現在でも毎年10件ほど発生し、200名ほどの患者を出しています。マグロ・カジキ・サバ・イワシが原因となっており、刺身、干物、缶詰など原因も様々です。
ヒトへの影響
食後数分〜30分ぐらいで発症し、顔面、特に口の周りや耳たぶの紅潮、頭痛、蕁麻疹、発熱などの症状が出ます。だいたい6〜10時間で回復し、死亡することはありません。
一食あたり22〜320mg以上の食品を食べると発症するとされています。
対策として5℃以下の低温で中毒の防止に効果的ですが、低温でもヒスタミンを産生する菌はいますので完璧ではありません。
酸化油脂(変敗油脂)
油脂は空気中の酸素・水などの影響で主成分であるトリグリセリドが加水分解され、脂肪酸が遊離します。この脂肪酸が空気中で酸化されて味や匂いが悪くなり、粘度も高くなります。
これを油脂の酸化または酸敗・変敗と言います。この過程でヒドロキシペルオキシどやその分解物のアルデヒドなどは有毒であり、そy区中毒の原因になります。
過去の事例
最初の大規模な食中毒は1964年。大阪府など2府3件で発生しました。メーカーの即席焼きそばで69名が下痢、吐き気、嘔吐、頭痛、脱力感などの症状が出ました。その後も即席ラーメンやせんべい、ポテトチップスによる中毒が見られました。
しかし、現在は脱酸素剤や包装技術が目覚ましく発展しており大幅にその件数が減少しています。2008〜2017年の10年間で2件(87名)となっています。
ダイオキシン類
ダイオキシン類とはポリ塩化ジベンゾジオキシンとポリ塩化ジベンゾフラン、コプラナーPCB(二つのベンゼン環が同じ平面上にあるPCB(ポリ塩化ビフェニル)。PCBの中でも特に毒性が強い)のこと。

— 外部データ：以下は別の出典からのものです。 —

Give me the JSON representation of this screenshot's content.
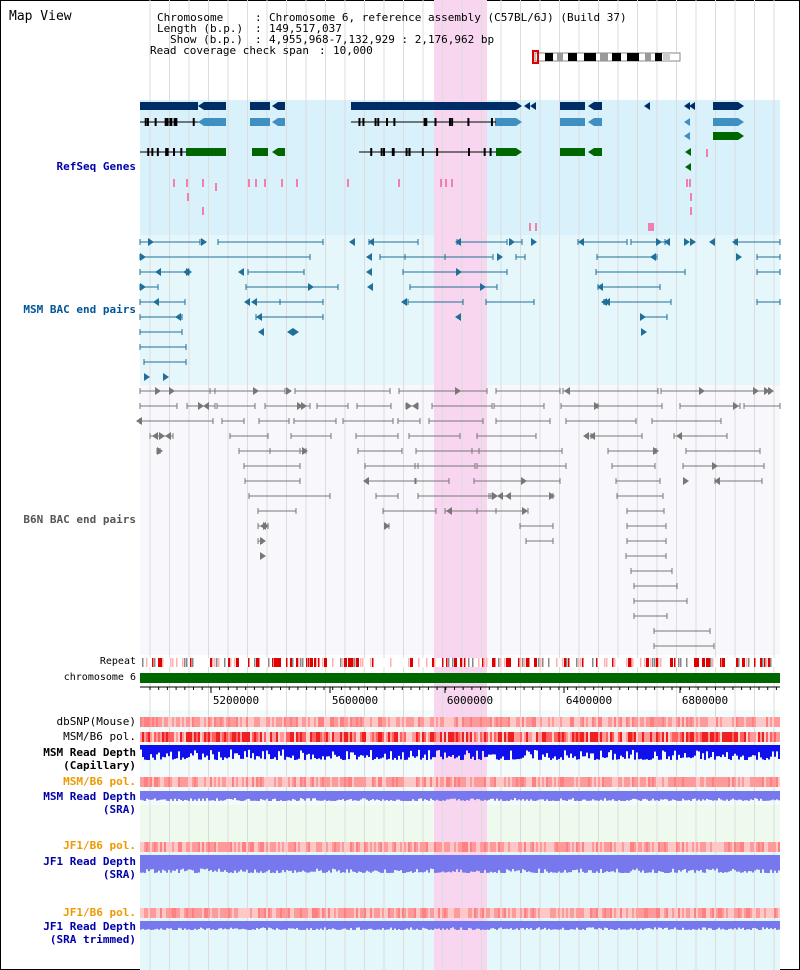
{
  "view_title": "Map View",
  "header": {
    "chromosome_key": "Chromosome",
    "chromosome_val": "Chromosome 6, reference assembly (C57BL/6J) (Build 37)",
    "length_key": "Length (b.p.)",
    "length_val": "149,517,037",
    "show_key": "Show (b.p.)",
    "show_val": "4,955,968-7,132,929 : 2,176,962 bp",
    "coverage_key": "Read coverage check span",
    "coverage_val": "10,000"
  },
  "tracks": {
    "refseq": {
      "label": "RefSeq Genes",
      "color": "#0000aa"
    },
    "msm_bac": {
      "label": "MSM BAC end pairs",
      "color": "#005599"
    },
    "b6n_bac": {
      "label": "B6N BAC end pairs",
      "color": "#555555"
    },
    "repeat": {
      "label": "Repeat"
    },
    "chromosome": {
      "label": "chromosome 6"
    },
    "dbsnp": {
      "label": "dbSNP(Mouse)"
    },
    "msm_b6_pol": {
      "label": "MSM/B6 pol."
    },
    "msm_depth_cap": {
      "label": "MSM Read Depth",
      "sub": "(Capillary)"
    },
    "msm_b6_pol2": {
      "label": "MSM/B6 pol.",
      "color": "#ee9900"
    },
    "msm_depth_sra": {
      "label": "MSM Read Depth",
      "sub": "(SRA)",
      "color": "#0000aa"
    },
    "jf1_b6_pol": {
      "label": "JF1/B6 pol.",
      "color": "#ee9900"
    },
    "jf1_depth_sra": {
      "label": "JF1 Read Depth",
      "sub": "(SRA)",
      "color": "#0000aa"
    },
    "jf1_b6_pol2": {
      "label": "JF1/B6 pol.",
      "color": "#ee9900"
    },
    "jf1_depth_trim": {
      "label": "JF1 Read Depth",
      "sub": "(SRA trimmed)",
      "color": "#0000aa"
    }
  },
  "ruler": {
    "ticks": [
      "5200000",
      "5600000",
      "6000000",
      "6400000",
      "6800000"
    ]
  },
  "colors": {
    "highlight": "#f9d6f0",
    "refseq_bg": "#d9f1fb",
    "msm_bg": "#e6f7fb",
    "gene_dark": "#002d66",
    "gene_mid": "#3f8fc0",
    "gene_green": "#006600",
    "repeat_red": "#e00000",
    "depth_blue": "#1010ee",
    "depth_light": "#7878ee"
  }
}
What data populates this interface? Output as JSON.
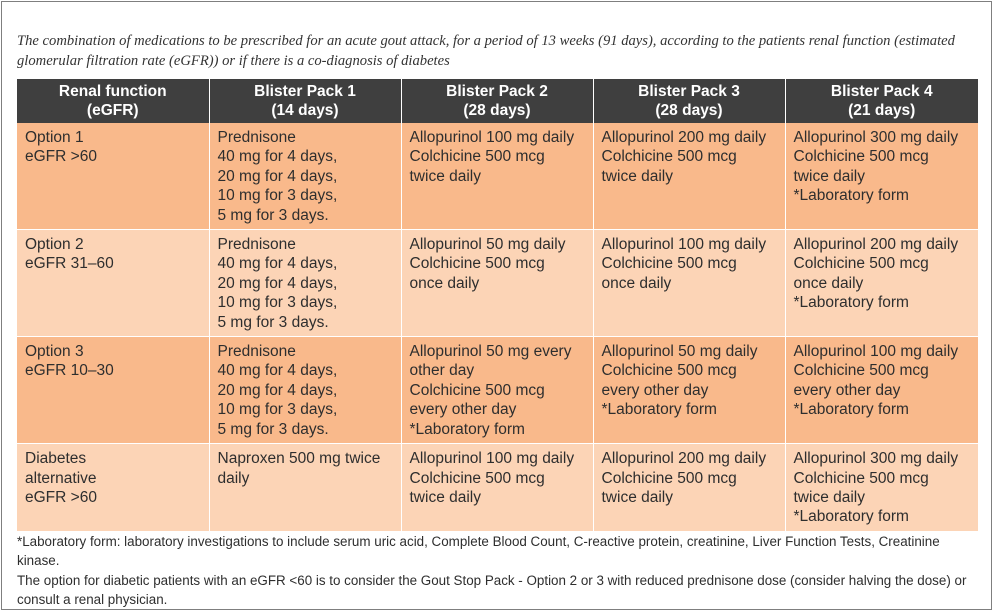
{
  "caption": "The combination of medications to be prescribed for an acute gout attack, for a period of 13 weeks (91 days), according to the patients renal function (estimated glomerular filtration rate (eGFR)) or if there is a co-diagnosis of diabetes",
  "table": {
    "headers": [
      "Renal function\n(eGFR)",
      "Blister Pack 1\n(14 days)",
      "Blister Pack 2\n(28 days)",
      "Blister Pack 3\n(28 days)",
      "Blister Pack 4\n(21 days)"
    ],
    "rows": [
      [
        "Option 1\neGFR >60",
        "Prednisone\n40 mg for 4 days,\n20 mg for 4 days,\n10 mg for 3 days,\n5 mg for 3 days.",
        "Allopurinol 100 mg daily\nColchicine 500 mcg\ntwice daily",
        "Allopurinol 200 mg daily\nColchicine 500 mcg\ntwice daily",
        "Allopurinol 300 mg daily\nColchicine 500 mcg\ntwice daily\n*Laboratory form"
      ],
      [
        "Option 2\neGFR 31–60",
        "Prednisone\n40 mg for 4 days,\n20 mg for 4 days,\n10 mg for 3 days,\n5 mg for 3 days.",
        "Allopurinol 50 mg daily\nColchicine 500 mcg\nonce daily",
        "Allopurinol 100 mg daily\nColchicine 500 mcg\nonce daily",
        "Allopurinol 200 mg daily\nColchicine 500 mcg\nonce daily\n*Laboratory form"
      ],
      [
        "Option 3\neGFR 10–30",
        "Prednisone\n40 mg for 4 days,\n20 mg for 4 days,\n10 mg for 3 days,\n5 mg for 3 days.",
        "Allopurinol 50 mg every\nother day\nColchicine 500 mcg\nevery other day\n*Laboratory form",
        "Allopurinol 50 mg daily\nColchicine 500 mcg\nevery other day\n*Laboratory form",
        "Allopurinol 100 mg daily\nColchicine 500 mcg\nevery other day\n*Laboratory form"
      ],
      [
        "Diabetes\nalternative\neGFR >60",
        "Naproxen 500 mg twice\ndaily",
        "Allopurinol 100 mg daily\nColchicine 500 mcg\ntwice daily",
        "Allopurinol 200 mg daily\nColchicine 500 mcg\ntwice daily",
        "Allopurinol 300 mg daily\nColchicine 500 mcg\ntwice daily\n*Laboratory form"
      ]
    ]
  },
  "footnotes": [
    "*Laboratory form: laboratory investigations to include serum uric acid, Complete Blood Count, C-reactive protein, creatinine, Liver Function Tests, Creatinine kinase.",
    "The option for diabetic patients with an eGFR <60 is to consider the Gout Stop Pack - Option 2 or 3 with reduced prednisone dose (consider halving the dose) or consult a renal physician."
  ],
  "colors": {
    "header_bg": "#3f3f3f",
    "row_dark": "#f9b98b",
    "row_light": "#fcd4b6"
  }
}
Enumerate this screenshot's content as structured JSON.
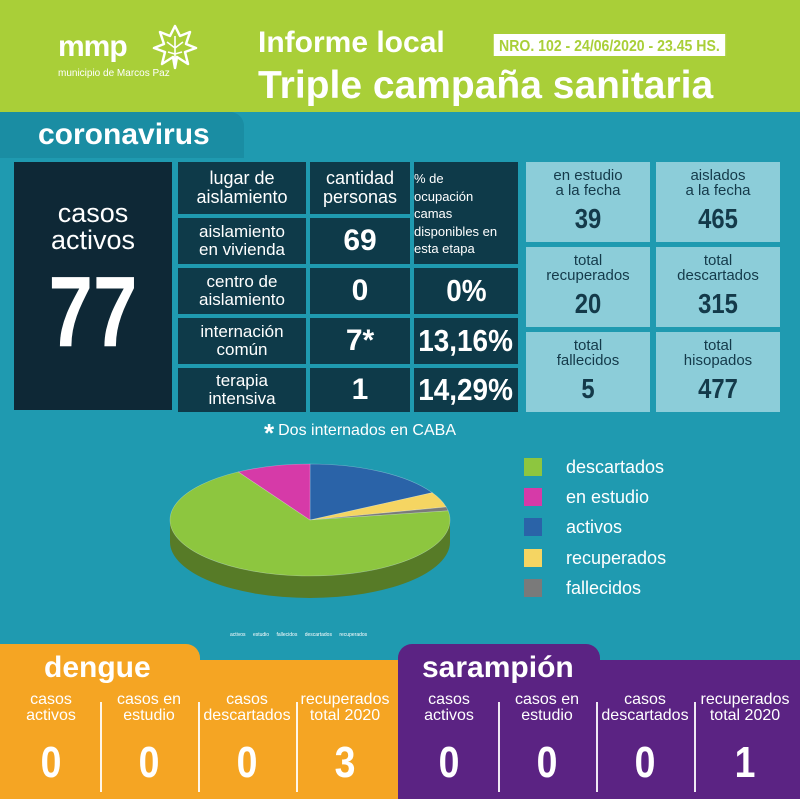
{
  "header": {
    "logo_text": "mmp",
    "logo_subtitle": "municipio de Marcos Paz",
    "title": "Informe local",
    "badge": "NRO. 102 - 24/06/2020 - 23.45 HS.",
    "subtitle": "Triple campaña sanitaria",
    "bg_color": "#a9cf38"
  },
  "coronavirus": {
    "section_title": "coronavirus",
    "active_cases": {
      "label_line1": "casos",
      "label_line2": "activos",
      "value": "77"
    },
    "table": {
      "headers": {
        "place": [
          "lugar de",
          "aislamiento"
        ],
        "count": [
          "cantidad",
          "personas"
        ],
        "occupancy": [
          "% de",
          "ocupación",
          "camas",
          "disponibles en",
          "esta etapa"
        ]
      },
      "rows": [
        {
          "place": [
            "aislamiento",
            "en vivienda"
          ],
          "count": "69",
          "pct": ""
        },
        {
          "place": [
            "centro de",
            "aislamiento"
          ],
          "count": "0",
          "pct": "0%"
        },
        {
          "place": [
            "internación",
            "común"
          ],
          "count": "7*",
          "pct": "13,16%"
        },
        {
          "place": [
            "terapia",
            "intensiva"
          ],
          "count": "1",
          "pct": "14,29%"
        }
      ]
    },
    "stats": [
      {
        "label": [
          "en estudio",
          "a la fecha"
        ],
        "value": "39"
      },
      {
        "label": [
          "aislados",
          "a la fecha"
        ],
        "value": "465"
      },
      {
        "label": [
          "total",
          "recuperados"
        ],
        "value": "20"
      },
      {
        "label": [
          "total",
          "descartados"
        ],
        "value": "315"
      },
      {
        "label": [
          "total",
          "fallecidos"
        ],
        "value": "5"
      },
      {
        "label": [
          "total",
          "hisopados"
        ],
        "value": "477"
      }
    ],
    "footnote": "Dos internados en CABA",
    "footnote_star": "*"
  },
  "chart_data": {
    "type": "pie",
    "categories": [
      "descartados",
      "en estudio",
      "activos",
      "recuperados",
      "fallecidos"
    ],
    "values": [
      315,
      39,
      77,
      20,
      5
    ],
    "colors": [
      "#8dc63f",
      "#d63aa8",
      "#2a63a8",
      "#f5d562",
      "#7a7a7a"
    ],
    "legend_position": "right",
    "mini_legend": [
      "activos",
      "estudio",
      "fallecidos",
      "descartados",
      "recuperados"
    ]
  },
  "dengue": {
    "title": "dengue",
    "color": "#f5a523",
    "columns": [
      {
        "label": [
          "casos",
          "activos"
        ],
        "value": "0"
      },
      {
        "label": [
          "casos en",
          "estudio"
        ],
        "value": "0"
      },
      {
        "label": [
          "casos",
          "descartados"
        ],
        "value": "0"
      },
      {
        "label": [
          "recuperados",
          "total 2020"
        ],
        "value": "3"
      }
    ]
  },
  "sarampion": {
    "title": "sarampión",
    "color": "#5b2383",
    "columns": [
      {
        "label": [
          "casos",
          "activos"
        ],
        "value": "0"
      },
      {
        "label": [
          "casos en",
          "estudio"
        ],
        "value": "0"
      },
      {
        "label": [
          "casos",
          "descartados"
        ],
        "value": "0"
      },
      {
        "label": [
          "recuperados",
          "total 2020"
        ],
        "value": "1"
      }
    ]
  }
}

ダイオキシン類は非常に安定な物質であり、環境中で分解されにくく残留する傾向にあります。発生源はゴミや産業廃棄物の焼却炉で発生量の半分以上を占め、残りは製鋼用電気炉、タバコの煙、自動車の排出ガスなど。また有機塩素系農薬に不純物として含まれていたことも。
ヒトへの影響
実験動物に対して強い急性毒性、発がん性、催奇形性、免疫毒性など。環境中や食品中には微量しか含まれておらず、ヒトにおけるリスクは限定的と考えられています。
なおダイオキシンの一日摂取量はTDI(耐容一日摂取量)である「4pg−TEQ/kg体重/日」を超えたことはありません。魚介類からの摂取量が最も多いと考えられています。
※TEQ: Toxic Equivalency Quantity「毒性等量」。毒性が明らかになっている29種類のダイオキシン類について、最も毒性の強い2,3,7,8-テトラクロロジベンゾジオキシンの毒性を1とした時の値
予防対策
ダイオキシン類は300〜400℃の塩素源があれば焼却時に生成、800℃以上では分解。
現在では800℃で2秒以上燃焼でき、排ガスを200℃いかに急冷できることが焼却炉に定められています。これにより焼却炉由来の1997年と比べて2015年にはダイオキシンの発生量が100分の1程度になっています。なお、総発生量もこの間で70分の1程度になっています。